Leituras de Abril de 2018

A ficção científica, nacional e estrangeira, em livro e em revista, na literatura e na arte, teve a sua vez no mês de abril. O destaque foi o segundo livro de Charles Sheffield lido este ano.

 

Steven Holl, de Valerio Paolo Mosco. São Paulo: Folha de S. Paulo, Coleção Folha Grandes Arquitetos Vol. 10, 2011, 80 páginas. Capa dura. Tradução de Gustavo Hitzschky. O arquiteto americano Steven Holl, atuante desde a década de 1980, combina reflexões artísticas e filosóficas, na concepção das suas obras, apoiando-se nas reflexões da fenomenologia. Seus projetos se encontram em alguns dos principais centros arquitetônicos do mundo: Nova York, Milão, Pequim, e até no MIT, em Cambridge.
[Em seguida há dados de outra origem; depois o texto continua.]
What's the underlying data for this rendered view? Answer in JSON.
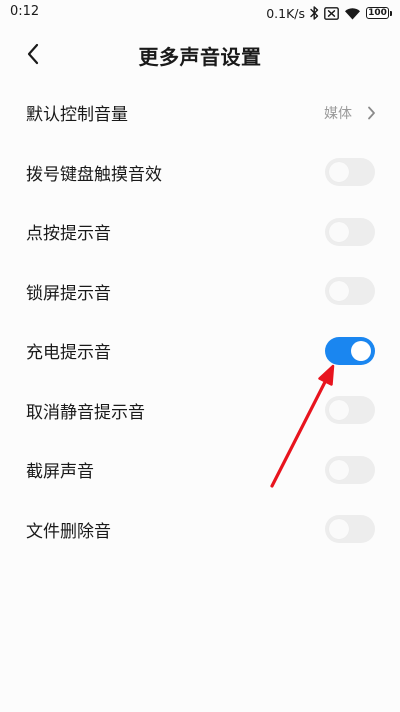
{
  "status_bar": {
    "time": "0:12",
    "network_speed": "0.1K/s",
    "battery_level": "100",
    "icons": [
      "bluetooth-icon",
      "sim-error-icon",
      "wifi-icon",
      "battery-icon"
    ]
  },
  "header": {
    "back_icon": "chevron-left-icon",
    "title": "更多声音设置"
  },
  "settings": {
    "default_volume": {
      "label": "默认控制音量",
      "value": "媒体"
    },
    "items": [
      {
        "label": "拨号键盘触摸音效",
        "enabled": false
      },
      {
        "label": "点按提示音",
        "enabled": false
      },
      {
        "label": "锁屏提示音",
        "enabled": false
      },
      {
        "label": "充电提示音",
        "enabled": true
      },
      {
        "label": "取消静音提示音",
        "enabled": false
      },
      {
        "label": "截屏声音",
        "enabled": false
      },
      {
        "label": "文件删除音",
        "enabled": false
      }
    ]
  },
  "colors": {
    "toggle_on": "#1a86f0",
    "toggle_off": "#ededed",
    "annotation_arrow": "#e8141e"
  }
}
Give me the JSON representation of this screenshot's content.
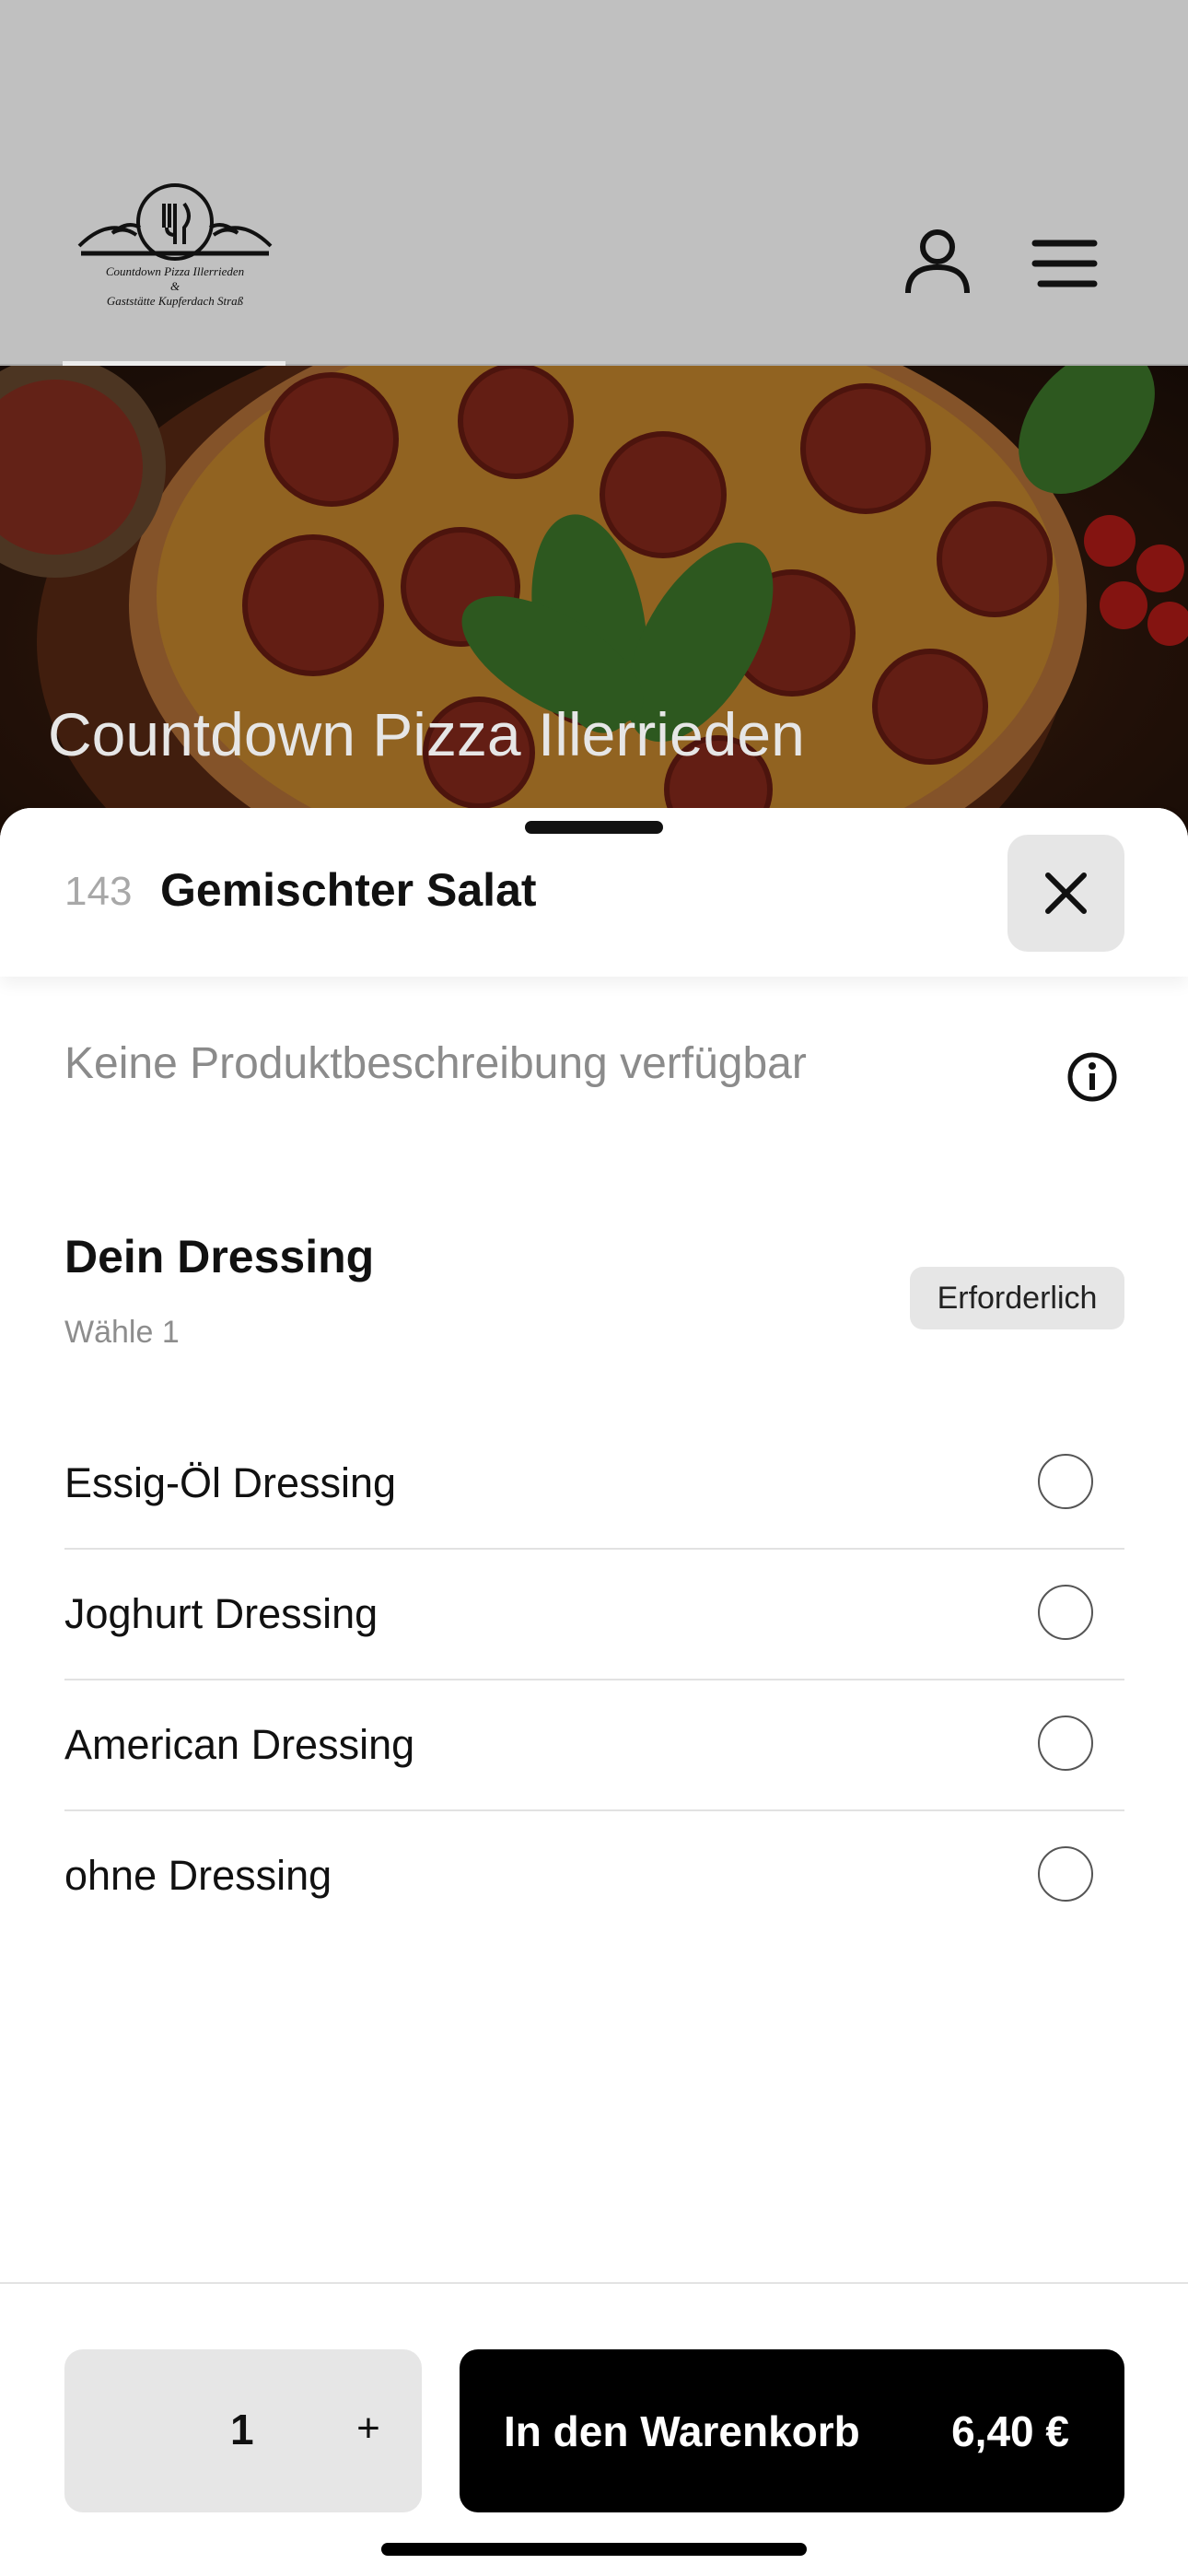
{
  "header": {
    "logo": {
      "line1": "Countdown Pizza Illerrieden",
      "line2": "&",
      "line3": "Gaststätte Kupferdach Straß"
    },
    "account_icon": "person-icon",
    "menu_icon": "hamburger-menu-icon"
  },
  "hero": {
    "title": "Countdown Pizza Illerrieden"
  },
  "sheet": {
    "product_number": "143",
    "product_name": "Gemischter Salat",
    "close_icon": "close-icon",
    "description": "Keine Produktbeschreibung verfügbar",
    "info_icon": "info-icon",
    "option_group": {
      "title": "Dein Dressing",
      "subtitle": "Wähle 1",
      "badge": "Erforderlich",
      "options": [
        {
          "label": "Essig-Öl Dressing",
          "selected": false
        },
        {
          "label": "Joghurt Dressing",
          "selected": false
        },
        {
          "label": "American Dressing",
          "selected": false
        },
        {
          "label": "ohne Dressing",
          "selected": false
        }
      ]
    }
  },
  "footer": {
    "quantity": "1",
    "plus_label": "+",
    "cart_label": "In den Warenkorb",
    "price": "6,40 €"
  },
  "colors": {
    "accent": "#000000",
    "dim_overlay": "#c0c0c0",
    "badge_bg": "#e6e6e6"
  }
}
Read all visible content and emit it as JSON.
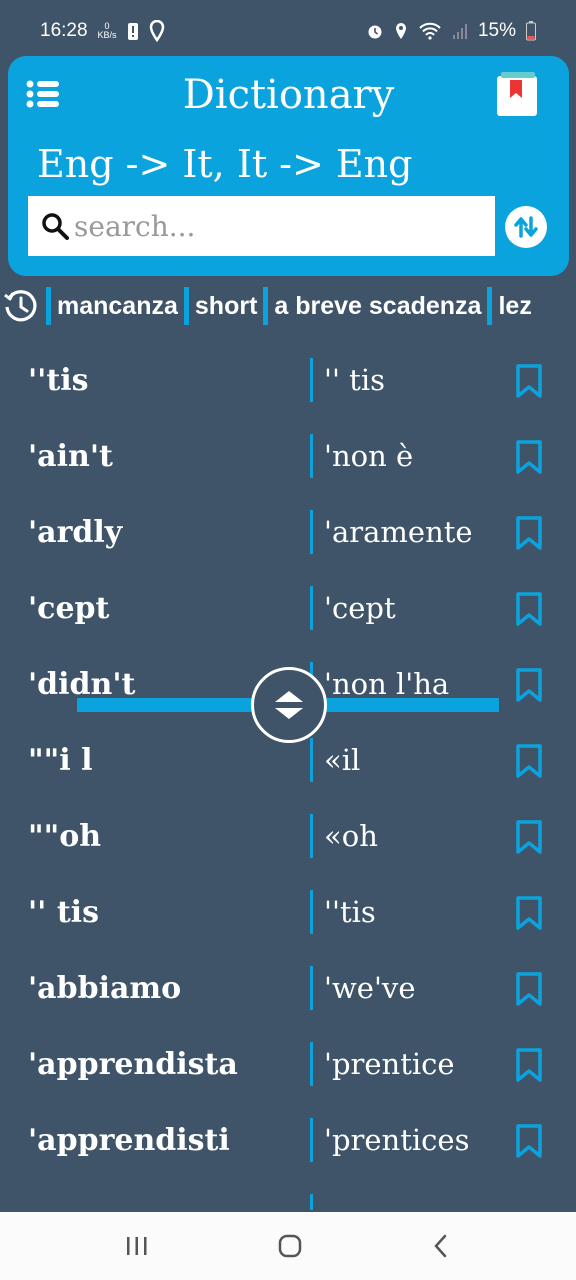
{
  "status": {
    "time": "16:28",
    "net_speed_value": "0",
    "net_speed_unit": "KB/s",
    "battery": "15%"
  },
  "header": {
    "title": "Dictionary",
    "subtitle": "Eng -> It,  It -> Eng",
    "search_placeholder": "search..."
  },
  "history": [
    "mancanza",
    "short",
    "a breve scadenza",
    "lez"
  ],
  "entries": [
    {
      "en": "''tis",
      "it": "'' tis"
    },
    {
      "en": "'ain't",
      "it": "'non è"
    },
    {
      "en": "'ardly",
      "it": "'aramente"
    },
    {
      "en": "'cept",
      "it": "'cept"
    },
    {
      "en": "'didn't",
      "it": "'non l'ha"
    },
    {
      "en": "\"\"i l",
      "it": "«il"
    },
    {
      "en": "\"\"oh",
      "it": "«oh"
    },
    {
      "en": "'' tis",
      "it": "''tis"
    },
    {
      "en": "'abbiamo",
      "it": "'we've"
    },
    {
      "en": "'apprendista",
      "it": "'prentice"
    },
    {
      "en": "'apprendisti",
      "it": "'prentices"
    }
  ],
  "colors": {
    "accent": "#0ba3de",
    "background": "#3f5468"
  },
  "icons": {
    "menu": "menu-icon",
    "bookmarks": "bookmark-book-icon",
    "search": "search-icon",
    "swap": "swap-languages-icon",
    "history": "history-icon",
    "entry_bookmark": "bookmark-icon",
    "divider": "resize-handle-icon"
  }
}
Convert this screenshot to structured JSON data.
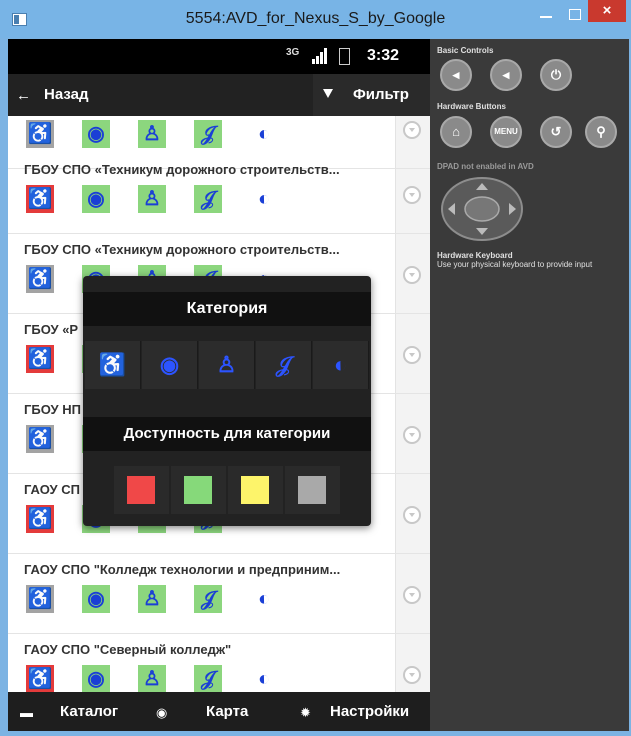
{
  "window": {
    "title": "5554:AVD_for_Nexus_S_by_Google",
    "close_glyph": "×"
  },
  "status_bar": {
    "network": "3G",
    "time": "3:32"
  },
  "action_bar": {
    "back_label": "Назад",
    "filter_label": "Фильтр"
  },
  "list": {
    "items": [
      {
        "title": "ГБОУ СПО «Техникум дорожного строительств...",
        "row_color": "#e43b3b"
      },
      {
        "title": "ГБОУ СПО «Техникум дорожного строительств...",
        "row_color": "#a3a3a3"
      },
      {
        "title": "ГБОУ «Р",
        "row_color": "#e43b3b"
      },
      {
        "title": "ГБОУ НП",
        "row_color": "#a3a3a3"
      },
      {
        "title": "ГАОУ СП",
        "row_color": "#e43b3b"
      },
      {
        "title": "ГАОУ СПО \"Колледж технологии и предприним...",
        "row_color": "#a3a3a3"
      },
      {
        "title": "ГАОУ СПО \"Северный колледж\"",
        "row_color": "#e43b3b"
      }
    ],
    "title_suffix": "."
  },
  "popup": {
    "category_title": "Категория",
    "accessibility_title": "Доступность для категории",
    "categories": [
      "wheelchair",
      "vision",
      "walking",
      "hearing",
      "mental"
    ],
    "swatches": [
      {
        "name": "red",
        "color": "#f04848"
      },
      {
        "name": "green",
        "color": "#86d97a"
      },
      {
        "name": "yellow",
        "color": "#fdf46a"
      },
      {
        "name": "gray",
        "color": "#a9a9a9"
      }
    ]
  },
  "bottom_bar": {
    "catalog_label": "Каталог",
    "map_label": "Карта",
    "settings_label": "Настройки"
  },
  "emulator_controls": {
    "basic_controls_label": "Basic Controls",
    "hardware_buttons_label": "Hardware Buttons",
    "menu_label": "MENU",
    "dpad_label": "DPAD not enabled in AVD",
    "keyboard_label": "Hardware Keyboard",
    "keyboard_hint": "Use your physical keyboard to provide input"
  },
  "icons": {
    "wheelchair": "♿",
    "vision": "◉",
    "walking": "♙",
    "hearing": "𝒥",
    "mental": "◐",
    "back": "←",
    "catalog": "▬",
    "map": "◉",
    "settings": "✹",
    "vol_down": "◂",
    "vol_up": "◂",
    "power": "⏻",
    "home": "⌂",
    "back_hw": "↺",
    "search_hw": "⚲"
  },
  "colors": {
    "accent_blue": "#1a3fd6",
    "green": "#8cd67e",
    "red": "#e43b3b",
    "gray": "#a3a3a3"
  }
}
Interessante que, na década de 1980, ele toma contato com as ideias da fenomenologia de Maurice Merleau-Ponty (1908-1961), filósofo francês, e a incorpora aos projetos que começaria a executar a partir da década de 1990. Condizentemente com essa filosofia da percepção das formas, sua primeira fase, naquela década, apresenta construções de pouca monumentalidade, com fachadas geométricas sem grandes rupturas, mas com interiores tomados por curvas ou com a geometria dos planos quebrada por janelões ou iluminação em fitas e retângulos, e também por mezaninos. A partir do começo do século, essa desordem e violação de expectativas passa também para o exterior, como a Escola de Arte e de Historia da Arte de Iowa, o Centro de Visitantes e Hotel Loisium, e, principalmente, o curioso conjunto Linked Hybrid de Pequim. Também é interessante notar que, ao contrário de Oscar Niemeyer, por exemplo, o desenho de Holl é elaborado, artístico, em aquarelas em que se destacam o estudo da forma e dos volumes, de luzes e sombras. Na seção “O Pensamento”, ele, assim como Jean Nouvel, insere a sua arquitetura a partir de uma leitura do quadro humano atual:

“O caos da incerteza das economias flutuantes, combinado com a sobrecarga de informação advinda das novas tecnologias, contribui para o afastamento dos fenômenos naturais, incrementando atitudes niilistas.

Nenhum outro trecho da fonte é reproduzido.